海沿いの市区町村で津波からの避難計画を立てるとき、どの範囲を警戒対象とするかの基準になるのが津波災害警戒区域である。都道府県知事が津波浸水想定を設定したうえで、最大クラスの津波で浸水が見込まれる区域を指定する。通称イエローゾーンと呼ばれ、土砂災害警戒区域と同様に「危険を知らせて備えさせる」ソフト対策の区域である。指定されると、市町村は地域防災計画に避難施設や避難経路、情報伝達の方法を定め、ハザードマップを作成・周知する義務を負う。区域内の病院・学校・社会福祉施設などの要配慮者利用施設は、避難確保計画の作成と避難訓練の実施を義務付けられる。
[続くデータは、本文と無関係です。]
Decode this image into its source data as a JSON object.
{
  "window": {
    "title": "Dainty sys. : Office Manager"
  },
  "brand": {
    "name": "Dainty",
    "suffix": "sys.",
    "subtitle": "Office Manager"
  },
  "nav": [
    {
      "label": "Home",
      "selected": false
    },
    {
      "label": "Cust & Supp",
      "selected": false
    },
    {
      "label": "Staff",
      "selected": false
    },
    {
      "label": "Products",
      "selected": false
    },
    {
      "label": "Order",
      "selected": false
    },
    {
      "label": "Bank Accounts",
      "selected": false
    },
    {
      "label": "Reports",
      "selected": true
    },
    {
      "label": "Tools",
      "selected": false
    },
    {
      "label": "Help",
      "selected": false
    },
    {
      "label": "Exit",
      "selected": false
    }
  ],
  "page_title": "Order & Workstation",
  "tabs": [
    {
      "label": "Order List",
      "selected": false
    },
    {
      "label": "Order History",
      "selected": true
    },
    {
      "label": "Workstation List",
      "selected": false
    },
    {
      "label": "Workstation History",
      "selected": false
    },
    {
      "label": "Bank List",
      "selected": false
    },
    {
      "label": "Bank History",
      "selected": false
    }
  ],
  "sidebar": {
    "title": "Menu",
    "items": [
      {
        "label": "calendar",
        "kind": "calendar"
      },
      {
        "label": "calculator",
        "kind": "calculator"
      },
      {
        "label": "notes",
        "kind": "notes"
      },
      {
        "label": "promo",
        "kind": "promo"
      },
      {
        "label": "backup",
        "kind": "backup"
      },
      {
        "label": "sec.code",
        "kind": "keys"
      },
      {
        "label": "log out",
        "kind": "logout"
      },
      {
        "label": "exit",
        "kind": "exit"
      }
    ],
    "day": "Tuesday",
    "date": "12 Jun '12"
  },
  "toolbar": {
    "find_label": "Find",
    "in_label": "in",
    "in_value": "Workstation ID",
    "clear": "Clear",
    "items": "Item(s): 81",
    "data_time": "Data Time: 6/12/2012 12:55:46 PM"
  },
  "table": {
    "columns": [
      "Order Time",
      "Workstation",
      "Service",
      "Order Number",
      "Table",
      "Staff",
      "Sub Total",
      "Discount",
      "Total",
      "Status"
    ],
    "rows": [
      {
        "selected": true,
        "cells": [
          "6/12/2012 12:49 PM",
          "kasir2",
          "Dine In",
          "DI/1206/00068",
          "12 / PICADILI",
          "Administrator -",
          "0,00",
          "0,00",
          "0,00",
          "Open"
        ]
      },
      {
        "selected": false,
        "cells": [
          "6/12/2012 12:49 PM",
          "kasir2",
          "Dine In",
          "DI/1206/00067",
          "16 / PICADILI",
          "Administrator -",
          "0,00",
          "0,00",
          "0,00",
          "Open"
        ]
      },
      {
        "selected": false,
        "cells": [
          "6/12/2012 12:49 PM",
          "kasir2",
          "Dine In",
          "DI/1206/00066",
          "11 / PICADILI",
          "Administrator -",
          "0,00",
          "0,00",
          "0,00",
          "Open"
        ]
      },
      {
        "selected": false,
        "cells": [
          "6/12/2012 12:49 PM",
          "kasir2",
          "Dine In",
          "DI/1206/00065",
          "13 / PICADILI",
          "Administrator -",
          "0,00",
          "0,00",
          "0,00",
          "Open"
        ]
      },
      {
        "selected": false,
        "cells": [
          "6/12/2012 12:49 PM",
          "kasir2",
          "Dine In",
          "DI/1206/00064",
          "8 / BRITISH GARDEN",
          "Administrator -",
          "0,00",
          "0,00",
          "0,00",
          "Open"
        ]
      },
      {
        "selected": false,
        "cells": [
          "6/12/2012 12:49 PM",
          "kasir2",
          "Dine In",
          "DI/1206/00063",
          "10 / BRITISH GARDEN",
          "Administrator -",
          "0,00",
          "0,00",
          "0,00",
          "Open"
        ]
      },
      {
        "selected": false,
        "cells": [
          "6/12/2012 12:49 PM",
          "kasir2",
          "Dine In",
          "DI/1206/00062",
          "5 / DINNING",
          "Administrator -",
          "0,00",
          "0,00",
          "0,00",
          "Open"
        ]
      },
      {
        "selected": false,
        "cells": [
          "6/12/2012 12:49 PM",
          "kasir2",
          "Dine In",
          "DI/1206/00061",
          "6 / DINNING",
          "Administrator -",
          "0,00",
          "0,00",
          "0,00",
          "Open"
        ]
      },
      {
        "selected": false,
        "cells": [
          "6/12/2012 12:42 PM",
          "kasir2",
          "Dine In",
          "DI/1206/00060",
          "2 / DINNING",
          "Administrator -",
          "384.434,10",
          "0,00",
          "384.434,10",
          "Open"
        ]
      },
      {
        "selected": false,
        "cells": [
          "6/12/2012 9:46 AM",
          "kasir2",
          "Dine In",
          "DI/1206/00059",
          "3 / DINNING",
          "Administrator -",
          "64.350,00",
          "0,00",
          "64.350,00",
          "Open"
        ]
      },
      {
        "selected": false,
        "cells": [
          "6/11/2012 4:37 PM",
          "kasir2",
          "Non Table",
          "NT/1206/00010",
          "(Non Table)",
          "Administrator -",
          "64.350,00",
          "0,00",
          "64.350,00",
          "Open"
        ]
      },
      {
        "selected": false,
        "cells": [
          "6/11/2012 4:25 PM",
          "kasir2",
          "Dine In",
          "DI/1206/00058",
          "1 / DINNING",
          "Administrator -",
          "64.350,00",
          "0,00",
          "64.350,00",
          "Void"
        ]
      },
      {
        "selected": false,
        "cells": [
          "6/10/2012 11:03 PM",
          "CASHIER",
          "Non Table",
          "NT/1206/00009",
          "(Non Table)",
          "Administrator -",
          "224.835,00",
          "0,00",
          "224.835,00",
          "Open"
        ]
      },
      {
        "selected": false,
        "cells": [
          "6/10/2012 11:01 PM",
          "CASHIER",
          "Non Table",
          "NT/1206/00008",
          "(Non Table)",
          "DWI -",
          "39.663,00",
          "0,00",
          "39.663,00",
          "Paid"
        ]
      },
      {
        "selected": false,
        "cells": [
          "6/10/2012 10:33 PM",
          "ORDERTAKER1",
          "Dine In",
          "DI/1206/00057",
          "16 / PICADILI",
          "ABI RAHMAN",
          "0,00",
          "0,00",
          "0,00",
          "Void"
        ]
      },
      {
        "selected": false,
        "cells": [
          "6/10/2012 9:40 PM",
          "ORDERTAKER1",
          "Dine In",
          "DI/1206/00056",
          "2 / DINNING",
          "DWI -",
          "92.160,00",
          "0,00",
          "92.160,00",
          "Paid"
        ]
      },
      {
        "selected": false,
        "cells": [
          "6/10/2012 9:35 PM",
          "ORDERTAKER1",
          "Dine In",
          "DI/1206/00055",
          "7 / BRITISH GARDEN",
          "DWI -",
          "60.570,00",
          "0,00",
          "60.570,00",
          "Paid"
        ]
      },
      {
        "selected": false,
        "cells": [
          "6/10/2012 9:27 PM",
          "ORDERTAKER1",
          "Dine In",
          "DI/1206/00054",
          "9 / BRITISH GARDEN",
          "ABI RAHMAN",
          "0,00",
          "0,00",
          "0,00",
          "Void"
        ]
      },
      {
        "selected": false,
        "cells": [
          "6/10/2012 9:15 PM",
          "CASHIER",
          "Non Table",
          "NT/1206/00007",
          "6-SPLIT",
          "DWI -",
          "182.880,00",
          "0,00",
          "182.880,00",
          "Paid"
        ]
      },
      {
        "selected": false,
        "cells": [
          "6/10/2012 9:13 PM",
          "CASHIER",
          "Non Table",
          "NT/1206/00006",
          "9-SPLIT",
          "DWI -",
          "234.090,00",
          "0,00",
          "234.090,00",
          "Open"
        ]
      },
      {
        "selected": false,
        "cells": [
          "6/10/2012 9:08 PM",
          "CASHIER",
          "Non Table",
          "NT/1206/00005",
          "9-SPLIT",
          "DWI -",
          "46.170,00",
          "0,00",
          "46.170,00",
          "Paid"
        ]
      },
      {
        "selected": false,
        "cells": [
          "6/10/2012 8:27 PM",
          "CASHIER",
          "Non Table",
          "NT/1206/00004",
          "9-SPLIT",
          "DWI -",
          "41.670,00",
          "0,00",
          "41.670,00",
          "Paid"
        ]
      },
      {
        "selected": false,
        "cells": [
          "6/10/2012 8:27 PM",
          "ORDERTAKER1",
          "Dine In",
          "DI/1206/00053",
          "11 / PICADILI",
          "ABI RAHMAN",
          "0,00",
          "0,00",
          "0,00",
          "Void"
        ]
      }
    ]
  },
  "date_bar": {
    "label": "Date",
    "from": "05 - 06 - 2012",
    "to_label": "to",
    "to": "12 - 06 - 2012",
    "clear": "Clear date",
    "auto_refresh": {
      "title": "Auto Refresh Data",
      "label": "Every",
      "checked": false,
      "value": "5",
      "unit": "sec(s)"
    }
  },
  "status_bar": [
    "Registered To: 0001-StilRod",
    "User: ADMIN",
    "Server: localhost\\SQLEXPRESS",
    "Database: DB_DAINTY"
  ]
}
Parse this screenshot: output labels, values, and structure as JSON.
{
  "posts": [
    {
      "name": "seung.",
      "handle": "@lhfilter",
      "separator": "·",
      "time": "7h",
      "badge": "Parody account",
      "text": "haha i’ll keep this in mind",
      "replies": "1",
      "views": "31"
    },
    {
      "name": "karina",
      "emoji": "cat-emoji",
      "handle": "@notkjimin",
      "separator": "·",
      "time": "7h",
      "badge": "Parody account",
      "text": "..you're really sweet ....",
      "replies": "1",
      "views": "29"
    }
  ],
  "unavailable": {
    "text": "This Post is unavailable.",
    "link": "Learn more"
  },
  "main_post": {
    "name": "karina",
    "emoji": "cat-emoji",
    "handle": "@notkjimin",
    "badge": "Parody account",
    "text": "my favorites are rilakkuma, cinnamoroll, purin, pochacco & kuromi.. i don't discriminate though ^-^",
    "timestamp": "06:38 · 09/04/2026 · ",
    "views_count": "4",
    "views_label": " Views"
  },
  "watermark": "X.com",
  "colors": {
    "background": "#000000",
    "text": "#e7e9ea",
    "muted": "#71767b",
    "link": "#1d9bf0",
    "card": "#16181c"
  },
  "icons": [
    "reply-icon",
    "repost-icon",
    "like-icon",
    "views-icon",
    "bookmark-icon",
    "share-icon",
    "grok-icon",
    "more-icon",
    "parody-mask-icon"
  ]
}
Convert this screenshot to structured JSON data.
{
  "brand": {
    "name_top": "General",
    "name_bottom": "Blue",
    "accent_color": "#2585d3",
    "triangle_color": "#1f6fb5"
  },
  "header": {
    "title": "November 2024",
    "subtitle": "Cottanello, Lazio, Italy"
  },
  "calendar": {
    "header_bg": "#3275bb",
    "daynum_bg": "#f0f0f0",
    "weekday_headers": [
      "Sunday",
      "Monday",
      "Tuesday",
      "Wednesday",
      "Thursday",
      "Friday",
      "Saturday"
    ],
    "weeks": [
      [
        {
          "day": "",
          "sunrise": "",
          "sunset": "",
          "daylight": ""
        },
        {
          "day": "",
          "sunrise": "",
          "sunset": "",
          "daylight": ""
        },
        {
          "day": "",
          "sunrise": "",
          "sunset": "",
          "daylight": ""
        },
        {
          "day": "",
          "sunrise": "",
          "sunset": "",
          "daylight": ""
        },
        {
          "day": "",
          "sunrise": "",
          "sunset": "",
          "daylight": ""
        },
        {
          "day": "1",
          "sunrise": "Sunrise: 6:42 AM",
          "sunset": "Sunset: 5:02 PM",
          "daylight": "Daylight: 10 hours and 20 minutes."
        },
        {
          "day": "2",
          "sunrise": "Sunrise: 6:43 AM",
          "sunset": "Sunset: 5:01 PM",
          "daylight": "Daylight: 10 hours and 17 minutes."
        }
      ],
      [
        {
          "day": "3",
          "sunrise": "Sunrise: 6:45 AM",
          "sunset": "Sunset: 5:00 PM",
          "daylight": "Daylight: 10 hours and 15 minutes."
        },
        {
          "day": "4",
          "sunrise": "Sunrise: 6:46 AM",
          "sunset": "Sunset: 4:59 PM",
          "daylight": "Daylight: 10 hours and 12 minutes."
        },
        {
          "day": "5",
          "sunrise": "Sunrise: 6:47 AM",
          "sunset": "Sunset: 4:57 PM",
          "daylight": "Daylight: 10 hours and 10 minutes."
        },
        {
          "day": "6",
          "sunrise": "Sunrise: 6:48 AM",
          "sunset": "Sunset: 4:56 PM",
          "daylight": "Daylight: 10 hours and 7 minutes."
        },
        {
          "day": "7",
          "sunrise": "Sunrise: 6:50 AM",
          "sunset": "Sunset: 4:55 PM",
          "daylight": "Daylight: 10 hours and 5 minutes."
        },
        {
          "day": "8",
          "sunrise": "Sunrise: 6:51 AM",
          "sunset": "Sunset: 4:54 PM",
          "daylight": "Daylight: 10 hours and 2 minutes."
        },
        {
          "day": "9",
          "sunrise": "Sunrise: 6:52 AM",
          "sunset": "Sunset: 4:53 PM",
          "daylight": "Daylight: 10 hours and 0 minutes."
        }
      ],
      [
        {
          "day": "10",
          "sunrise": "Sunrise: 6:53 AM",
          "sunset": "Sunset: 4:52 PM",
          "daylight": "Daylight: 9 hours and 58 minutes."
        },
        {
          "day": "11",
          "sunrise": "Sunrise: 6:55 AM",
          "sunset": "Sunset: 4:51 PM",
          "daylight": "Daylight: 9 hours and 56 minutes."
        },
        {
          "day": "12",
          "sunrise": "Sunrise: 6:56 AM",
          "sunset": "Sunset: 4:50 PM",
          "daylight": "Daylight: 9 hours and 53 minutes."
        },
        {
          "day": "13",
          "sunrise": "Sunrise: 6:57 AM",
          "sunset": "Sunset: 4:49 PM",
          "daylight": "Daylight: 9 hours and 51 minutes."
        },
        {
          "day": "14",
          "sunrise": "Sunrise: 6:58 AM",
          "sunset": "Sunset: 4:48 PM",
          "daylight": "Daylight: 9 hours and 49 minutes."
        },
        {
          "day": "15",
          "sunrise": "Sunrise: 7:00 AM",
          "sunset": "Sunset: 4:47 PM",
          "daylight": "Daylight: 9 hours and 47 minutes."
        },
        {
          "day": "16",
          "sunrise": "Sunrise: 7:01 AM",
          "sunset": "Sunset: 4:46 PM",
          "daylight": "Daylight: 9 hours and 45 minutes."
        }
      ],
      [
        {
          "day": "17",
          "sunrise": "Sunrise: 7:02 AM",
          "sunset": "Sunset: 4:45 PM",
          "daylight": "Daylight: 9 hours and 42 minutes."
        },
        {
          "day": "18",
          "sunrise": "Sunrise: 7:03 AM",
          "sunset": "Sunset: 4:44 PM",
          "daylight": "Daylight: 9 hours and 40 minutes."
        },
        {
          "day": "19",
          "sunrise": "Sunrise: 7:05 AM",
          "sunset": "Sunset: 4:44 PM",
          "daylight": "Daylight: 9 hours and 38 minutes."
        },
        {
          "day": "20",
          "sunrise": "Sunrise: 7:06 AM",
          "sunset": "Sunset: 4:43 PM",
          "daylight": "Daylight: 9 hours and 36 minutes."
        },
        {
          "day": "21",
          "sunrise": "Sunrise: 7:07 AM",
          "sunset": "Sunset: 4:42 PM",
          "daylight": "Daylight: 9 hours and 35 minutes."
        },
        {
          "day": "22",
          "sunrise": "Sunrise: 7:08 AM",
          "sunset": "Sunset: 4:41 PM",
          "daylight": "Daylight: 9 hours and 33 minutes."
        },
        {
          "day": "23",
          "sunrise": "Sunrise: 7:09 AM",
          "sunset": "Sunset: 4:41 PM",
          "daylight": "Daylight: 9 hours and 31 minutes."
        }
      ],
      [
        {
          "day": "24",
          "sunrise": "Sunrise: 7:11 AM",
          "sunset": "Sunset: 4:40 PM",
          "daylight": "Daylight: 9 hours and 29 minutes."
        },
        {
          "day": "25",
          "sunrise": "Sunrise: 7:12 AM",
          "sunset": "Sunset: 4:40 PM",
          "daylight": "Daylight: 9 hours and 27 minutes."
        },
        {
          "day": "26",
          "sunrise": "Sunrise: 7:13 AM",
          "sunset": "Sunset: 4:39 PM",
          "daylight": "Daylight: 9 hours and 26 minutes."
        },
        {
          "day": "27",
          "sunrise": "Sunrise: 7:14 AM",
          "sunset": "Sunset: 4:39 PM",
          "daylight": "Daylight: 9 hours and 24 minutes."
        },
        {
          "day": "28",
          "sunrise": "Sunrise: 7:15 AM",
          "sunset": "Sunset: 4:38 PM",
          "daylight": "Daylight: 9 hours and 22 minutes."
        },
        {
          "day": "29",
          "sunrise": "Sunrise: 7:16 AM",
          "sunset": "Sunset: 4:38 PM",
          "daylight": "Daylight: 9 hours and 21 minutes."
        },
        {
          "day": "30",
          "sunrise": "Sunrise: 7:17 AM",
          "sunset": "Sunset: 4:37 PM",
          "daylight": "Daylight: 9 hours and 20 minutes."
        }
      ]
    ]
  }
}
区域指定そのものは建築や開発を直接制限しないため、より厳しい規制を伴う津波災害特別警戒区域(オレンジゾーン)と区別して運用される。
指定の前提となる津波浸水想定
津波災害警戒区域の指定は、都道府県知事が定める津波浸水想定を土台とする。これは最大クラスの津波が悪条件下で発生した場合に浸水が想定される区域と水深を示すもので、海岸線の地形や地盤、防潮堤の有無を踏まえて科学的に算定される。知事はこの想定をもとに、住民の生命・身体に危害が生じるおそれがある区域を警戒区域として指定する。指定にあたっては関係市町村長の意見を聴き、区域と基準水位を公示する。基準水位は避難先の高さを判断する目安となり、津波避難ビルや一時滞在施設の指定、避難経路の設計に用いられる。土砂災害警戒区域が土砂災害防止法に基づくのに対し、こちらは津波防災地域づくり法を根拠とする点が制度上の違いである。
区域内の警戒避難体制と要配慮者施設
警戒区域に指定された市町村は、地域防災計画に避難施設・避難経路・情報伝達体制を具体的に位置づけ、その内容を盛り込んだハザードマップを住民に配布して周知する。区域内に立地する主として防災上の配慮を要する者が利用する施設、すなわち病院・幼稚園・学校・高齢者福祉施設などの要配慮者利用施設の所有者・管理者は、津波からの避難を確実にするため避難確保計画を作成し、市町村長へ報告したうえで避難訓練を実施する義務を負う。これにより、自力避難が難しい利用者を抱える施設でも、津波警報の発表から避難完了までの行動が事前に定められる。区域の指定は建築規制を伴わないため、規制を伴う特別警戒区域とあわせて、地域の津波リスクに応じた二段構えの対策として理解される。